Alternatively: They guarded step >stride away from Valeros and go after another target. And unlike Seelah, Valeros has nothing specific to offer once the enemy's closed on an ally.

Quote:
Yeah... I'm not going to make the assumption that a bunch of monsters/NPCs I haven't seen don't have ranged attacks for no apparent reason. That doesn't make any sense to me.

There's no assumption here. Low level without ranged weapons include pretty much all animals, most vermin, and lots of magical beasts. It also includes your basic skeletons and zombies. Really, almost anything non-humanoid. In the playtest demos I've watched/listened to, there was in fact no real ranged weapons, with the exception of one scared NPC who wasn't even a real encounter.

Heck, one of the very few stat blocks we have seen is the higher level redcap who still doesn't have a ranged weapon.

Quote:
Er... Seelah, of the 4 previews so far has the second lowest HP. Kyra has 20 like Valeros. Kyra can protect allies, boost allies, has tools for the exploration part of the game (light, detect magic), much better healing and more of it, has higher skill bonuses and isn't saddled with skills she can't use, better perception and the potential for much better attacks just by swapping out some spells/cantrips, based on that +5 to spell rolls. They don't even vaguely compare.

I'll give you I was overlooking the Toughness on Kyra. I've seen no indication that +5 to spell rolls applies to any sort of attack though, and even her own sheet contradicts that idea with Fire Ray.

But yeah, Seelah has worst magic than a 10th level caster. And?

Quote:
But mostly I was comparing her to 'what I would want an adventurer to be able to do.' Slightly bigger attack and damage bonuses and a circumstantial protective ability with a big escape clause and easy ways to avoid invoking it in the first place don't cut it.

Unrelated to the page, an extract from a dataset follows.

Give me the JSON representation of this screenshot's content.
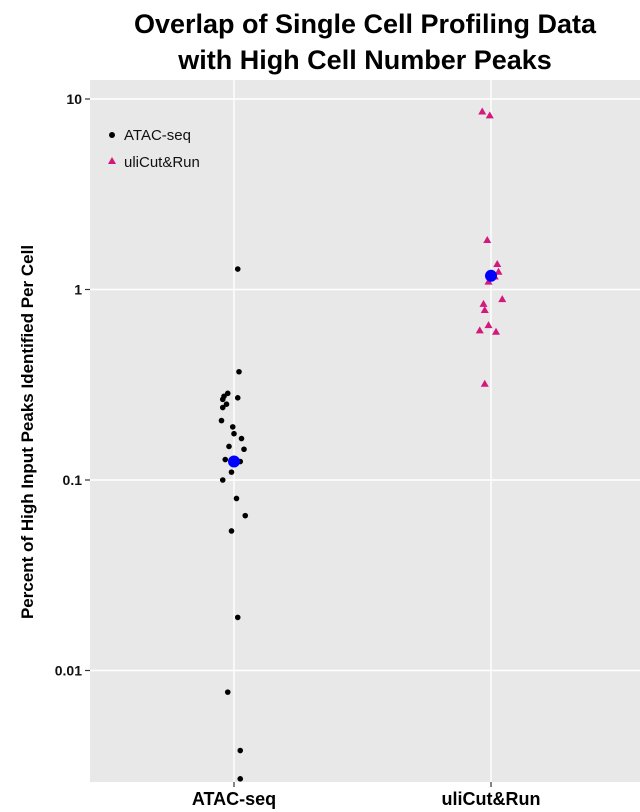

Well you can always just not play Seelah. We have seen within this very thread that they are people in this very thread who preferred playing Seelah to her other 1st level counter parts.

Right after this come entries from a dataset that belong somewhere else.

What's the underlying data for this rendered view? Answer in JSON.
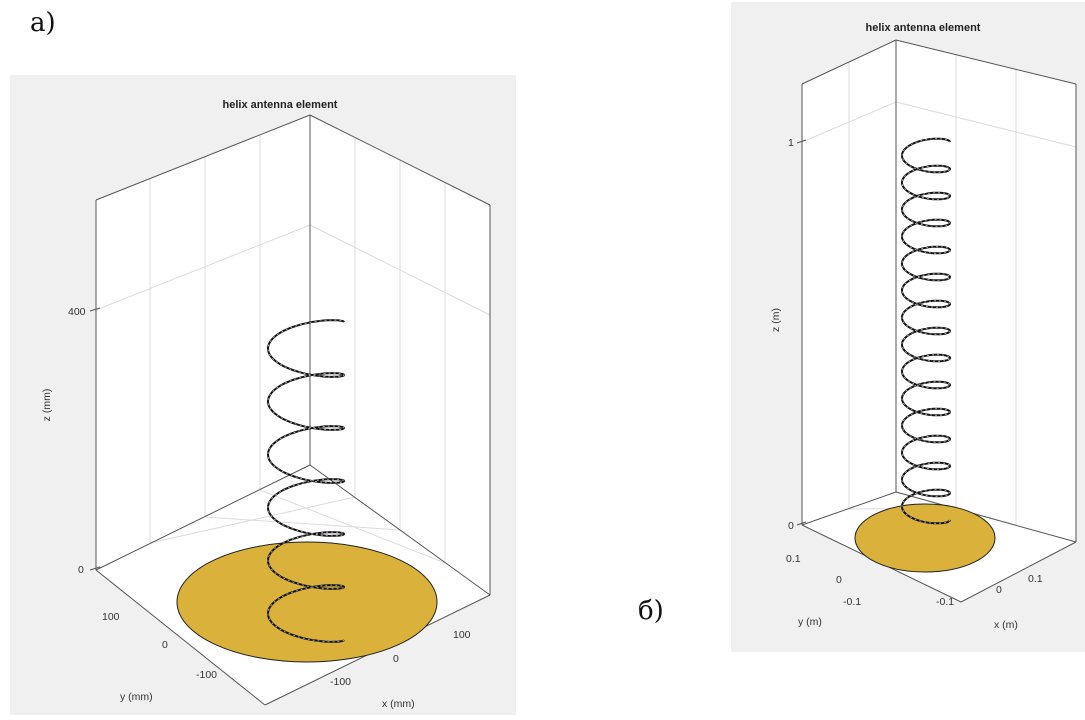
{
  "panel_labels": {
    "a": "a)",
    "b": "б)"
  },
  "colors": {
    "ground_plane": "#d9b13b",
    "figure_background": "#f0f0f0",
    "axes_background": "#ffffff"
  },
  "figures": [
    {
      "title": "helix antenna element",
      "turns": 6,
      "z_label": "z (mm)",
      "y_label": "y (mm)",
      "x_label": "x (mm)",
      "z_ticks": [
        "400",
        "0"
      ],
      "y_ticks": [
        "100",
        "0",
        "-100"
      ],
      "x_ticks": [
        "100",
        "0",
        "-100"
      ]
    },
    {
      "title": "helix antenna element",
      "turns": 14,
      "z_label": "z (m)",
      "y_label": "y (m)",
      "x_label": "x (m)",
      "z_ticks": [
        "1",
        "0"
      ],
      "y_ticks": [
        "0.1",
        "0",
        "-0.1"
      ],
      "x_ticks": [
        "0.1",
        "0",
        "-0.1"
      ]
    }
  ]
}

She seems to scratch an itch for someone. If you just don't like martials and don't like 1st level characters, I dunno what you expected from a 1st level paladin?

Quote:

Uh huh. There's evidence that low level enemies don't use long swords? The most common weapon in the game? That's 4.5 damage on average, assuming +0 strength bonus. She heals for 5.5 on average.

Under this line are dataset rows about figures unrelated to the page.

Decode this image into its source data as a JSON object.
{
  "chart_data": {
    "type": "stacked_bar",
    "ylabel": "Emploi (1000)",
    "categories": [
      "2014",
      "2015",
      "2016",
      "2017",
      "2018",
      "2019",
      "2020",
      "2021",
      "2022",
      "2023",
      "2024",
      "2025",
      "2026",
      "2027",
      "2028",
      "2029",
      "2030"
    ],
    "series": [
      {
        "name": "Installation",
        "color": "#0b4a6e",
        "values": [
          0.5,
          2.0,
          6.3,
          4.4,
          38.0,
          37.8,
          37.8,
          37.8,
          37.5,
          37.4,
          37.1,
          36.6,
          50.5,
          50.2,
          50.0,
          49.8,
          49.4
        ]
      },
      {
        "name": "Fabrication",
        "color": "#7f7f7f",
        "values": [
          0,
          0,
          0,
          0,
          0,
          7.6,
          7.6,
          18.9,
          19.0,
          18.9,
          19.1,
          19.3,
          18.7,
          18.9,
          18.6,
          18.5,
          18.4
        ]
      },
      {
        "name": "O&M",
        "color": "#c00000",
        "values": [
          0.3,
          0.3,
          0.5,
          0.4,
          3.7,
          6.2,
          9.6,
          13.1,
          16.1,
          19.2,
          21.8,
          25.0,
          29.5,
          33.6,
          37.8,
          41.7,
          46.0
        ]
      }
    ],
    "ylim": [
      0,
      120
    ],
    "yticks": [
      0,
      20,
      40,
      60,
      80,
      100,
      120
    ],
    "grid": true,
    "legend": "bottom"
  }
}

Twice. The end, she has to come back tomorrow for another go.
She's barely able to keep ahead of a single sword strike with no bonuses. And most adventurers are going to take more than a single sword strike over the course of an adventuring day.

If people have actual *evidence* of damage per encounter, I'd love to see it, but default assumptions suggest it's actually pretty far fetched supposition.

You're also ignoring the AC boost and offensive applications of Lay on Hands. That aside, we have seen a fair amount of demo fights now, and plenty of damage rolls. Skeletons seem to hit no harder than their PF1 counterparts, for example, which is decidedly less than a longsword wielder.

We did have a +1 longsword wielding anti-paladin show up as the boss against a 2nd level party, but in that fight Lay on Hands was waaaay better as an offensive tool that targeted touch AC, bypassed the Skeleton's resistance, and did an extra 5 damage.


Deadmanwalking wrote:
Ninja in the Rye wrote:
Doesn't using a sword and a shield make it really difficult to actually use Lay On Hands in combat?
Warded Touch supposedly fixes that according to people who've played Seelah at demo games, allowing it to be used without these issues. Cyouni's theory as to why seems quite likely.

I can see it for the actual casting of the spell, but I don't see where it removes the need to, you know, actually lay your hands on the person getting healed.